Famiglia
Tv e giornali, basta massacrarci: lo sfogo degli assistenti sociali
Il consiglio nazionale presenta una ricerca che accusa i media di offrire una rappresentazione distorta e offensiva dei social worker, descrivendoli come impotenti, menefreghisti se non freddi ladri di bambini. Durissimo l'attacco contro la tv: ci processa e ci condanna senza appello. Realtà o vittimismo?
Un j'accuse senza precedenti, con toni che fanno emergere una vera e propria esasperazione. E' questo il contenuto di un comunicato stampa diffuso dal Consiglio nazionale Ordine degli assistenti sociali-Cnoas per presentare la ricerca “Le rappresentazioni del Servizio sociale nei media” condotta da studiosi e docenti universitari in Germania, Gran Bretagna e Italia. In base alla ricerca, il servizio sociale non gode in Europa di buona reputazione, e la colpa è tutta dei giornalisti, rei di offrire al pubblico un'immagine «schiacciata da comodi luoghi comuni e stereotipi» e comunque parziale.

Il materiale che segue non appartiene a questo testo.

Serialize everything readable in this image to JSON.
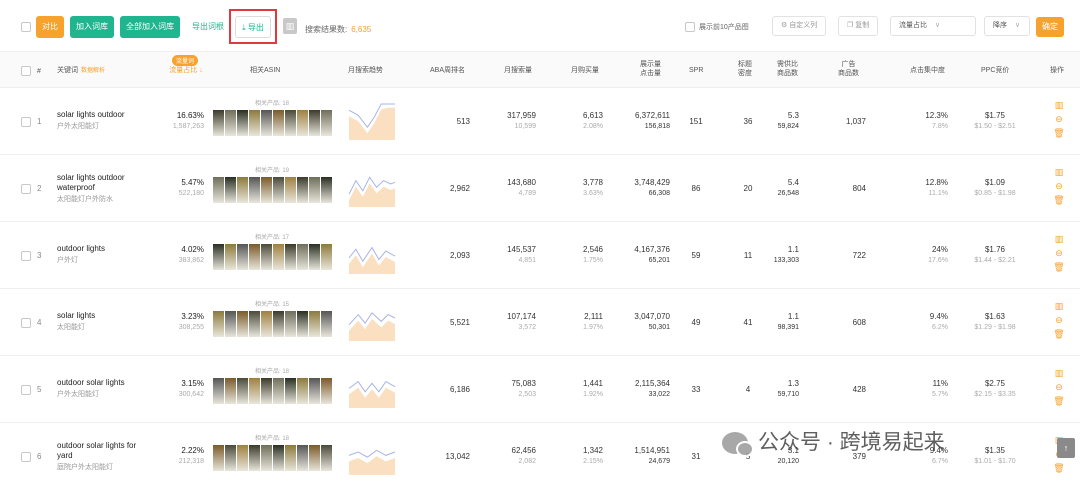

Dalla ricerca emerge infatti che sui giornali i tipici assistenti sociali “allargano le braccia”, in segno di impotenza; non vanno a casa dei cittadini; conoscono il pericolo – ad esempio quando ad essere minacciata è una donna – ma non fanno nulla, e sono addirittura considerati ladri di bambini. Una professione, dunque, quasi sempre rappresentata in modo parziale, almeno secondo il Cnoas: generalmente donna, in bilico tra la frustrazione personale e l’insensibilità professionale, quasi mai protagonista. Gli stereotipi – si legge ancora – tratteggiano gli assistenti sociali come ladri di bambini, freddi burocrati, distratti esecutori delle regole del sistema, oppure, all’estremo opposto, come eroi, amici, disponibili a un approccio flessibile, capaci di manifestare molta empatia nei confronti degli utenti, ma proprio per questo violatori di regole. O, ancora, missionari che si donano completamente alla causa dei più deboli nell’intento di coprire, con tale atteggiamento oblativo, problemi soggettivi di riconoscimento affettivo.
Ancora peggiore, sottolinea il Cnoas, è la situazione se si analizzano i programmi televisivi con al centro fatti di cronaca che hanno per protagonisti i servizi sociali. «Un dato balza all’evidenza: molto raramente gli assistenti sociali sono invitati nelle trasmissioni tv a partecipare come esperti. Al loro posto siedono psichiatri, psicologi, avvocati e giudici. Nei rari casi in cui vi partecipano, si assiste ad un paradosso: quello di partecipare senza poter partecipare. Il conduttore del programma (non sempre giornalista) chiede all’assistente sociale di parlare solo del caso affrontato in trasmissione, mentre l’assistente sociale vincolato, tra l’altro, al segreto professionale, tenta, quasi sempre invano, di allargare la prospettiva di analisi ai problemi e ai temi sociali di cui quel caso è solo un esempio».
La ricerca condotta sui media italiani dall’equipe della professoressa Elena Allegri dell’Università del Piemonte Orientale – prosegue il comunicato – conferma l’enfatizzazione e la raffigurazione strumentale e spettacolare del dolore, una sorta di processo virtuale mediatico dall’esisto assolutamente scontato e a tutto svantaggio della figura e dell’opera dell’assistente sociale. «Il tutto ammantato sotto l’ala protettiva dichiarata di tv di servizio, caratterizzata da un (finto) intento pedagogico con caratteristiche di denuncia sociale. L’arena mediatica viene troppo spesso scelta come luogo di scontro e quasi mai di confronto tra i diversi soggetti coinvolti, così come i media sono spesso, consapevolmente o meno, lo strumento (a volte ricattatorio) usato dai cittadini per sollevare l’attenzione sulla propria situazione».
I toni degli assistenti sociali sono davvero accorati, tanto da arrivare a chiedersi – facendo riferimento a un recente caso di cronaca avvenuto in Toscana – «quando avremo cittadini che per protestare contro gli assistenti sociali si arrampicheranno sul Colosseo?». Speriamo mai, diciamo noi da giornalisti, anche perchè varrebbe forse la pena di analizzare anche gli stereotipi che colpiscono questa categoria. Almeno su Vita, nel nostro piccolo cerchiamo di raccontare anche il lavoro degli assistenti sociali tenendoci il più possibile lontani dai luoghi comuni.